Summary
Este manuscrito descreve um in vitro ovule cultivo método que permite que a imagem latente da viver-pilha de Arabidopsis zigotos e embriões. Este método é utilizado para visualizar a dinâmica intracelular durante a polarização de zigoto e a especificação do destino de célula no desenvolvimento de embriões.
Abstract
Na maioria das plantas de floração, o zigoto e embrião estão ocultos no fundo do tecido da mãe, e assim tem sido um mistério de como eles desenvolvem dinamicamente; por exemplo, como o zigoto polariza para estabelecer o eixo do corpo e como o embrião especifica vários destinos de celular durante a formação do órgão. Este manuscrito descreve um in vitro ovule cultura método para executar a imagem latente da viver-pilha de desenvolver zigotos e embriões de Arabidopsis thaliana. O meio de cultivo otimizado permite zigotos ou embriões adiantados para crescer em plantas férteis.
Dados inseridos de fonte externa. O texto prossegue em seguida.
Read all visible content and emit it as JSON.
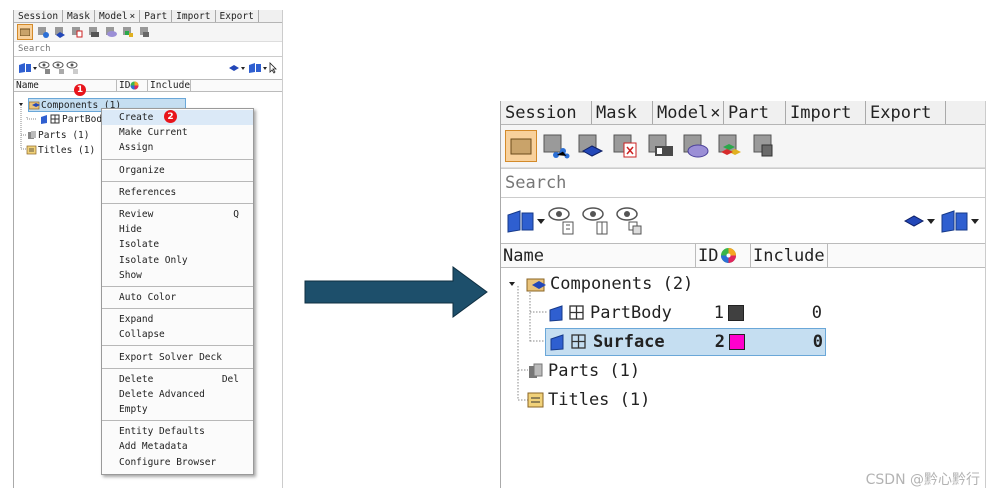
{
  "tabs": [
    {
      "label": "Session"
    },
    {
      "label": "Mask"
    },
    {
      "label": "Model",
      "close": "×"
    },
    {
      "label": "Part"
    },
    {
      "label": "Import"
    },
    {
      "label": "Export"
    }
  ],
  "search": {
    "placeholder": "Search"
  },
  "columns": {
    "name": "Name",
    "id": "ID",
    "include": "Include"
  },
  "tree": {
    "components": {
      "label": "Components (1)"
    },
    "partbody_small": {
      "label": "PartBod"
    },
    "parts": {
      "label": "Parts (1)"
    },
    "titles": {
      "label": "Titles (1)"
    }
  },
  "tree_after": {
    "components": {
      "label": "Components (2)"
    },
    "partbody": {
      "label": "PartBody",
      "id": "1",
      "include": "0",
      "color": "#404040"
    },
    "surface": {
      "label": "Surface",
      "id": "2",
      "include": "0",
      "color": "#ff00cc"
    },
    "parts": {
      "label": "Parts (1)"
    },
    "titles": {
      "label": "Titles (1)"
    }
  },
  "badges": [
    "1",
    "2"
  ],
  "context_menu": {
    "create": "Create",
    "make_current": "Make Current",
    "assign": "Assign",
    "organize": "Organize",
    "references": "References",
    "review": "Review",
    "review_shortcut": "Q",
    "hide": "Hide",
    "isolate": "Isolate",
    "isolate_only": "Isolate Only",
    "show": "Show",
    "auto_color": "Auto Color",
    "expand": "Expand",
    "collapse": "Collapse",
    "export_solver_deck": "Export Solver Deck",
    "delete": "Delete",
    "delete_shortcut": "Del",
    "delete_advanced": "Delete Advanced",
    "empty": "Empty",
    "entity_defaults": "Entity Defaults",
    "add_metadata": "Add Metadata",
    "configure_browser": "Configure Browser"
  },
  "watermark": "CSDN @黔心黔行",
  "colors": {
    "arrow": "#1d4f6b",
    "selection": "#c5def1",
    "badge": "#e8141b",
    "active_tool": "#f8d19c"
  }
}
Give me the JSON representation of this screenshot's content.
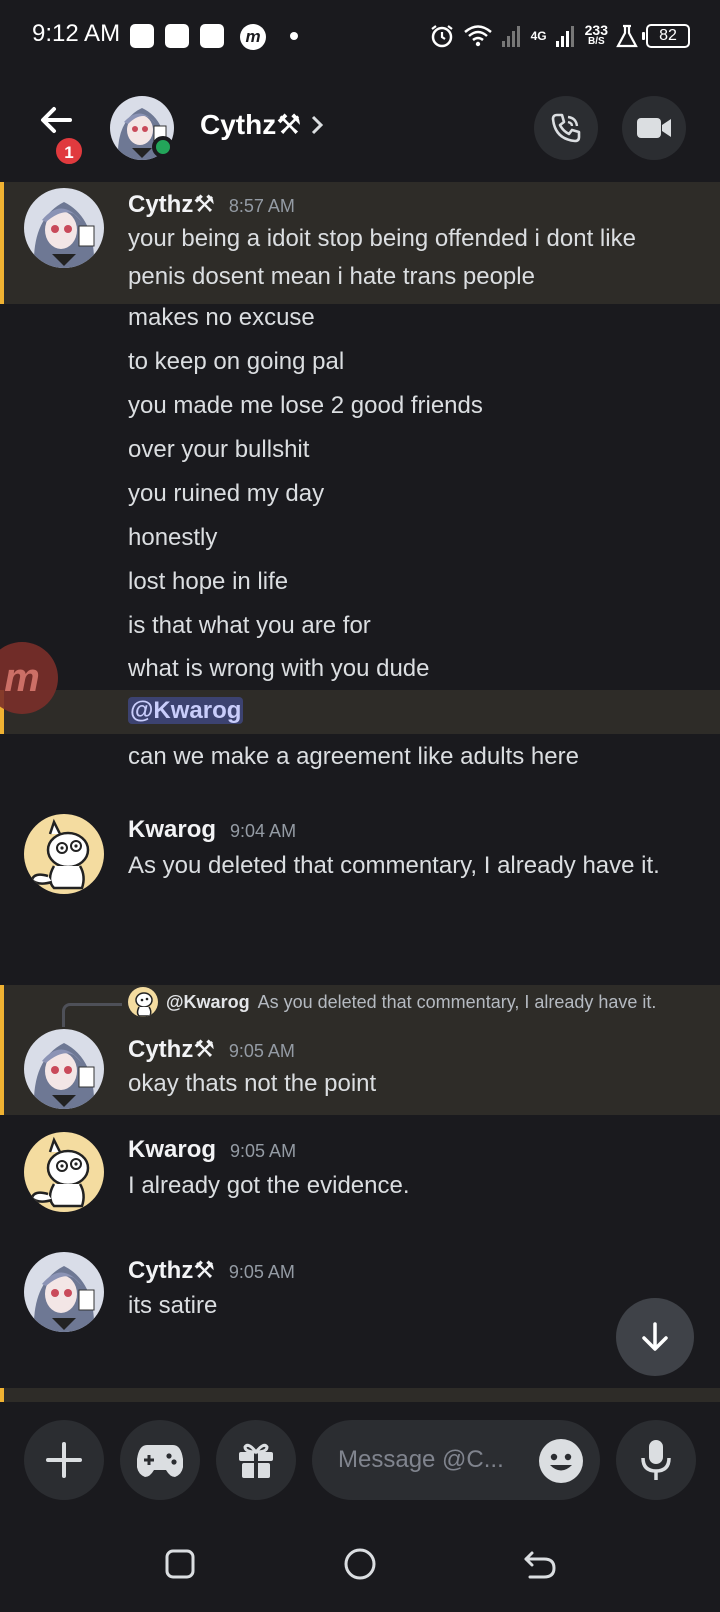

Combinando-a com um dispositivo de matriz de micropillar de poly(dimethylsiloxane) (PDMS), o óvulo é realizado em meio líquido na mesma posição. Essa fixação é fundamental observar o óvulo mesmo sob um microscópio para vários dias da extinta Divisão para a fase tardia do embrião. A imagem latente da viver-pilha resultante pode ser usado para monitorar a dinâmica em tempo real de polarização de zigoto, tais como migração nuclear e rearranjo do citoesqueleto e também o momento da divisão celular e especificação de destino célula durante a padronização do embrião. Além disso, este sistema de cultivo do ovule pode ser combinado com tratamentos de inibidor para analisar os efeitos de vários fatores no desenvolvimento do embrião e com ópticas manipulações tais como interrupção do laser para examinar o papel da comunicação célula-célula.
Introduction
O plano básico do corpo de um organismo se desenvolve a partir de um zigoto unicelular. Na maioria das plantas de floração, extinta Divisão gera uma apical e uma célula basal, que se desenvolvem na raiz, respectivamente1e atirar. Portanto, é importante entender como o corpo da planta é formado durante a embriogênese, mas lá não tem sido uma ferramenta eficaz para observar diretamente a dinâmica da vida zigotos e embriões porque eles desenvolvem no fundo da flor. Em diversas espécies de plantas, como milho e arroz, um método de fertilização em vitro tem sido estabelecida2,3. Neste método, isolado de esperma e os óvulos são fundidos eletricamente ou quimicamente, e a célula gerada pode evoluir para uma planta fértil. No entanto, em plantas de dicot, não há nenhum in vitro método de fertilização que pode produzir embriões adequados, presumivelmente por causa do estado do ciclo de pilha não-sincronizadas de gâmetas masculinos e femininos4,5. Além disso, o tecido circundante de embrião (endosperma) tem um papel importante no desenvolvimento de embrião6.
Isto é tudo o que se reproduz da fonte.